Abstract

Despite evidence that women are at higher risk of drug-induced Torsade de Pointes and sudden cardiac death, female sex is vastly underrepresented in cardiovascular research studies and clinical trials, thus limiting our fundamental understanding of sex-specific arrhythmia mechanisms and our ability to predict arrhythmia propensity. Indeed, we have shown that adoption of male-biased metrics can lead to a systematic underestimation of torsadogenic risk in women. To facilitate evaluation of the impact of sex differences on cardiomyocyte function and arrhythmogenesis, we developed quantitative tools that predict the electrophysiological response to drug administration in female cardiomyocytes starting from data collected in males. Using our mathematical models of excitation-contraction coupling in male and female human ventricular myocytes, we generated populations of models by randomly varying baseline model parameters. We collected action potential (AP) and Ca2+ transient (CaT) properties in each model variants and used multivariable regression to construct a “male-to-female translator”, i.e., a set of regression coefficients mapping male features onto female electrophysiology. We validated our translator against independent simulated data sets describing the effects of a large group of drugs on the baseline male and female models.

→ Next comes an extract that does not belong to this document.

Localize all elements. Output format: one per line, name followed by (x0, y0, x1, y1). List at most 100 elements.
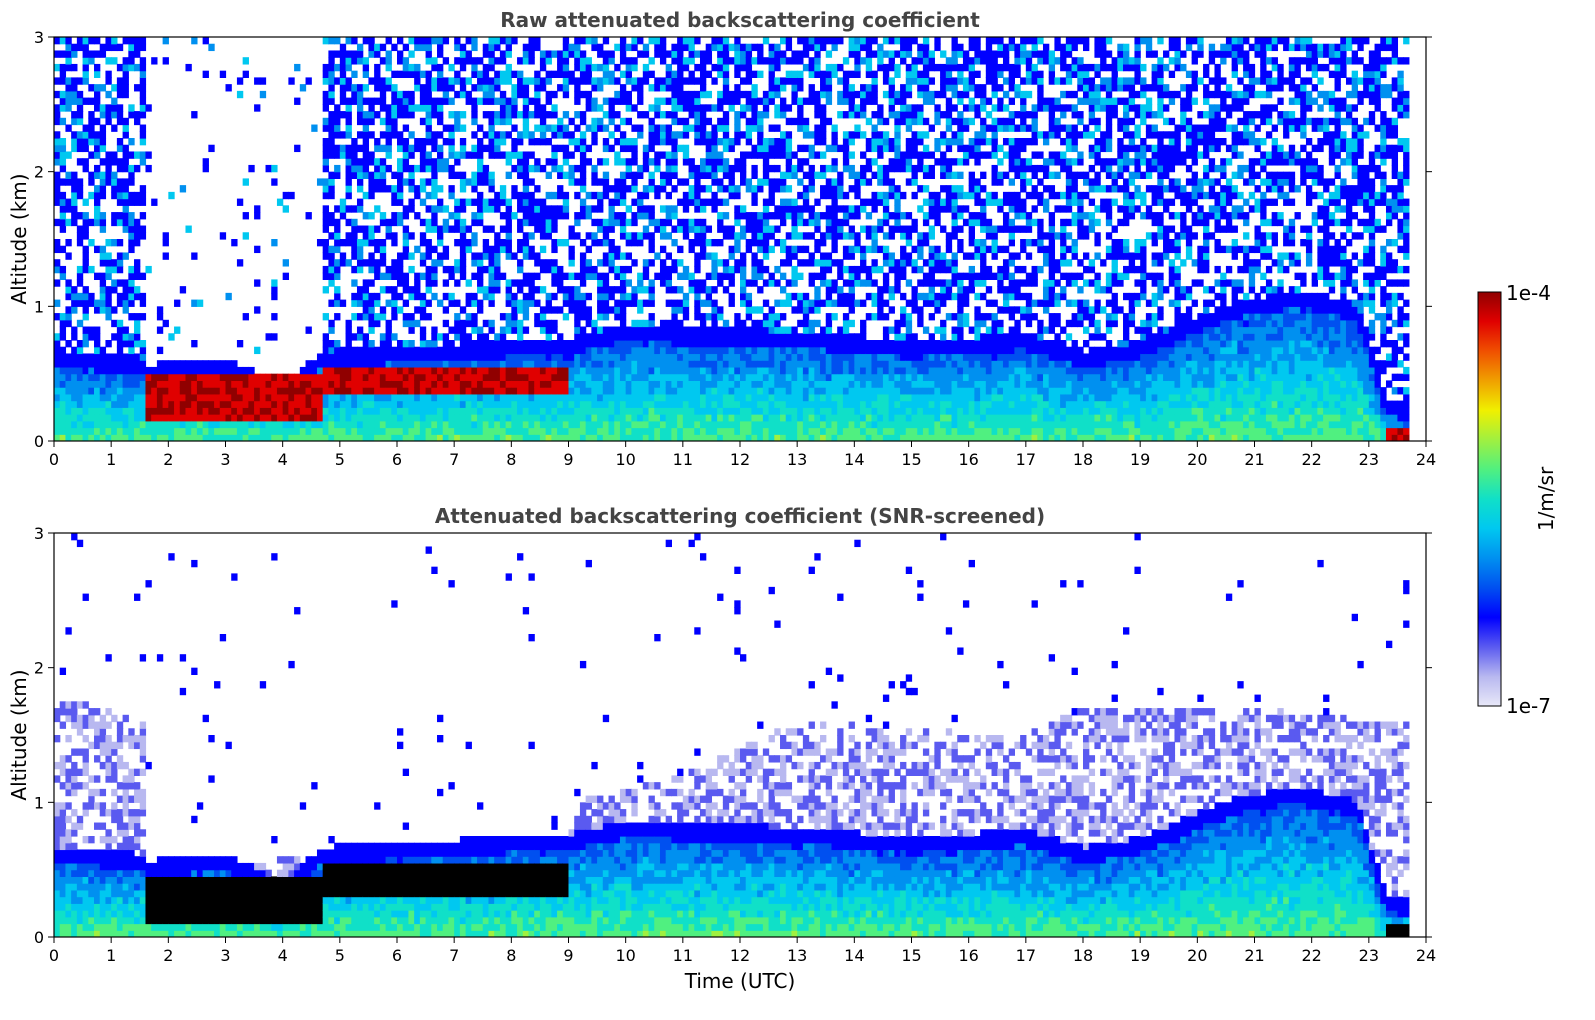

Our results show high accuracy of prediction of drug-induced effects on female AP and CaT, where the average discrepancy between predicted and actual biomarkers falls within 1-2%. Next, we will use "male-to-female" translated features as inputs into our previously developed female-specific classifier of drug-induced torsadogenic risk to test the suitability of our translator for cardiac safety assessment in women. Classifier performance obtained with simulated data as input features will be used as a benchmark. Completion of this work will facilitate the translatability of male-biased experimental observations to female physiology and advance the characterization of sex differences in cardiac electrophysiology and drug cardiotoxicity.